BLOCKGEN is the process to partition the data (see BLOCKGEN), which we should use to partition the data first.

Precondition Error #2: Data incorrectly partitioned

This time we will add a job to partition the job (using BLOCKGEN), but to make things interesting we will partition it on wrong columns.

// script2.cmr
JOB "partition the data (incorrectly)"
        REDUCERS 1;
        MAP {
                data = LOAD "$input" USING AVRO;
        }
        BLOCKGEN data BY ROW 1000 PARTITIONED ON dim0; // <== PROBLEM. We should have been partitioning on memberId
        STORE data INTO "tmp" USING RUBIX;
END

JOB "CUBE operator on RUBIX data"
        REDUCERS 1;
        MAP {
                data = LOAD "tmp" USING RUBIX;
        }
        // PRECONDITION ERROR. The data is not partitioned on memberId (it is partitioned on dim0)
        CUBE data BY dim0, dim1 PARTITIONED ON memberId AGGREGATES COUNT_DISTINCT(memberId) AS count;
        STORE data INTO "$output" USING AVRO;
END

And indeed the precondition error will be reported by cubert:

> $CUBERT_HOME/bin/cubert script2.cmr
Analyzing job [CUBE operator on RUBIX data]...
ERROR: PreconditionException [INVALID_PARTITION_KEYS] Found=[dim0]. Expected=[memberId]
At:     [MAP] CUBE data BY dim0, dim1 PARTITIONED ON memberId AGGREGATES COUNT_DISTINCT(memberId) AS count;

Cannot compile cubert script. Exiting.

Precondition Error #3: Data incorrectly sorted

This time we will partition the data correctly, but sort it on different columns.

// script3.cmr
JOB "partition the data (correct partition, but wrong sort key)"
        REDUCERS 1;
        MAP {
                data = LOAD "$input" USING AVRO;
        }
        BLOCKGEN data BY ROW 1000 PARTITIONED ON memberId SORTED ON dim0; // <== PROBLEM. We should have been sorting on memberId
        STORE data INTO "tmp" USING RUBIX;
END

// the second job same as before

This time we will get a different precondition error:

> $CUBERT/bin/cubert script3.cmr
Analyzing job [CUBE operator on AVRO data]...
ERROR: PreconditionException [INVALID_SORT_KEYS] Found=[dim0]. Expected=[memberId]
At:     [MAP] CUBE data BY dim0, dim1 PARTITIONED ON memberId AGGREGATES COUNT_DISTINCT(memberId) AS count;

Cannot compile cubert script. Exiting.

Inspecting Operator Precondition in the Script

We can look at the partition and sort keys of the data before and after each operator in the Cubert script by setting the -d (–debug) flag in command line. The following is an excerpt from the script3.cmr above (the one with incorrect sort keys).

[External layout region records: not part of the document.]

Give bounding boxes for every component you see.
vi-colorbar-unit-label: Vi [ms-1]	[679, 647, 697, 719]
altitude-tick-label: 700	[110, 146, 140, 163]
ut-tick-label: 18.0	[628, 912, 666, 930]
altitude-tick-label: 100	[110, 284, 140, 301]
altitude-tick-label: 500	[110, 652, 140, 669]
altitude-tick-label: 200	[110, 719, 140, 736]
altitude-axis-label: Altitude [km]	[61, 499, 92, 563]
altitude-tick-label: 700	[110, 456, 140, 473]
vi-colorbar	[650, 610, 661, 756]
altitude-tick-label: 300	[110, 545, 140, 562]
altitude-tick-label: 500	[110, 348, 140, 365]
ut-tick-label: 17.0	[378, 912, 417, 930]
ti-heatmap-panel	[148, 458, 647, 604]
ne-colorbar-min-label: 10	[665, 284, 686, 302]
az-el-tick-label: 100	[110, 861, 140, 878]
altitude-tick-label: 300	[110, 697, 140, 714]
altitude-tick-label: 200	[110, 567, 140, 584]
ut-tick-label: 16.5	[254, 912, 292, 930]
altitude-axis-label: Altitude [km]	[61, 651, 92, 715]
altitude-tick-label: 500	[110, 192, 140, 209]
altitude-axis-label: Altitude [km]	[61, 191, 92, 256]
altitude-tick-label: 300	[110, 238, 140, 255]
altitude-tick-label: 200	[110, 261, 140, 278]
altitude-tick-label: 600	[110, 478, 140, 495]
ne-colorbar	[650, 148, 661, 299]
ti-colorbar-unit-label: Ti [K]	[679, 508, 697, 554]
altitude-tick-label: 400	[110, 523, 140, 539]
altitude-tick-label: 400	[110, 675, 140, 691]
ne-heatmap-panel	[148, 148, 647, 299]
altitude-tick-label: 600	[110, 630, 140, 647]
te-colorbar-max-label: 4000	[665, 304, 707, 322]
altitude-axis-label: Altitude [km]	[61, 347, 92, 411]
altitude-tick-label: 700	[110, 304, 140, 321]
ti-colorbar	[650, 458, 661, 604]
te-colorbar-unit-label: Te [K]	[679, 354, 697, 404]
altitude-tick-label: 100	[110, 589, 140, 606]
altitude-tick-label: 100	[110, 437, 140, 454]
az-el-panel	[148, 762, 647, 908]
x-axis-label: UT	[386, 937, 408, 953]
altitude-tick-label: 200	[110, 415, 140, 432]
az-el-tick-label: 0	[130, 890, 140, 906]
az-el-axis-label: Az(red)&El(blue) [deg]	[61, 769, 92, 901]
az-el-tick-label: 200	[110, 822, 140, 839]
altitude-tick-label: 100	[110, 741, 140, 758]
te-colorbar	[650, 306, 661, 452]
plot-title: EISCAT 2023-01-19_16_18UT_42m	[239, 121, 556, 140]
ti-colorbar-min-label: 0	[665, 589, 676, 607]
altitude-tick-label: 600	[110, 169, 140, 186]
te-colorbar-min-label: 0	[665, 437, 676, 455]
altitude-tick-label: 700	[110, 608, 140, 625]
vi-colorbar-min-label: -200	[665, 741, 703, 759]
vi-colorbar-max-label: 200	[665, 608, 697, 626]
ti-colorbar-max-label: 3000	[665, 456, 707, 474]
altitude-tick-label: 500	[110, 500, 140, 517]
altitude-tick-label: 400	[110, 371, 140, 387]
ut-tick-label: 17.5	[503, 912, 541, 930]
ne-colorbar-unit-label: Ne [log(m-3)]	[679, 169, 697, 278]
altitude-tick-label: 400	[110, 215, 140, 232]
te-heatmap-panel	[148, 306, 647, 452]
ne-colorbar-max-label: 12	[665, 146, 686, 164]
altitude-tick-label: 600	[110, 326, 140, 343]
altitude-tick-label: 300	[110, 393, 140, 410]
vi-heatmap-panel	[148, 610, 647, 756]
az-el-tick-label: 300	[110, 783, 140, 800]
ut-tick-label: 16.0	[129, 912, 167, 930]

Analyzing job [partition the data (incorrectly)]...
---------------------------------------------
[REDUCE] BLOCKGEN data BY ROW 1000 PARTITIONED ON memberId SORTED ON dim0;

Precondition for data
        Schema: [INT dim0, INT dim1, INT memberId, STRING date]
        Partition Keys: [memberId]
        Sort Keys:      [memberId]

Post Condition
        Schema: [INT dim0, INT dim1, INT memberId, STRING date]
        Partition Keys: [memberId]
        Sort Keys:      [dim0]
Analyzing job [CUBE operator on AVRO data]...
---------------------------------------------
[MAP] CUBE data BY dim0, dim1 PARTITIONED ON memberId AGGREGATES COUNT_DISTINCT(memberId) AS count:LONG;

Precondition for data
        Schema: [INT dim0, INT dim1, INT memberId, STRING date]
        Partition Keys: [memberId]
        Sort Keys:      [dim0]

Post Condition
        ERROR
ERROR: PreconditionException [INVALID_SORT_KEYS] Found=[dim0]. Expected=[memberId]
At:     [MAP] CUBE data BY dim0, dim1 PARTITIONED ON memberId AGGREGATES COUNT_DISTINCT(memberId) AS count;

Cannot compile cubert script. Exiting.

For each operator encountered in the script, the debug mode print the schema, partition keys and sort keys of the input data as well as the partition and sort keys after the operator.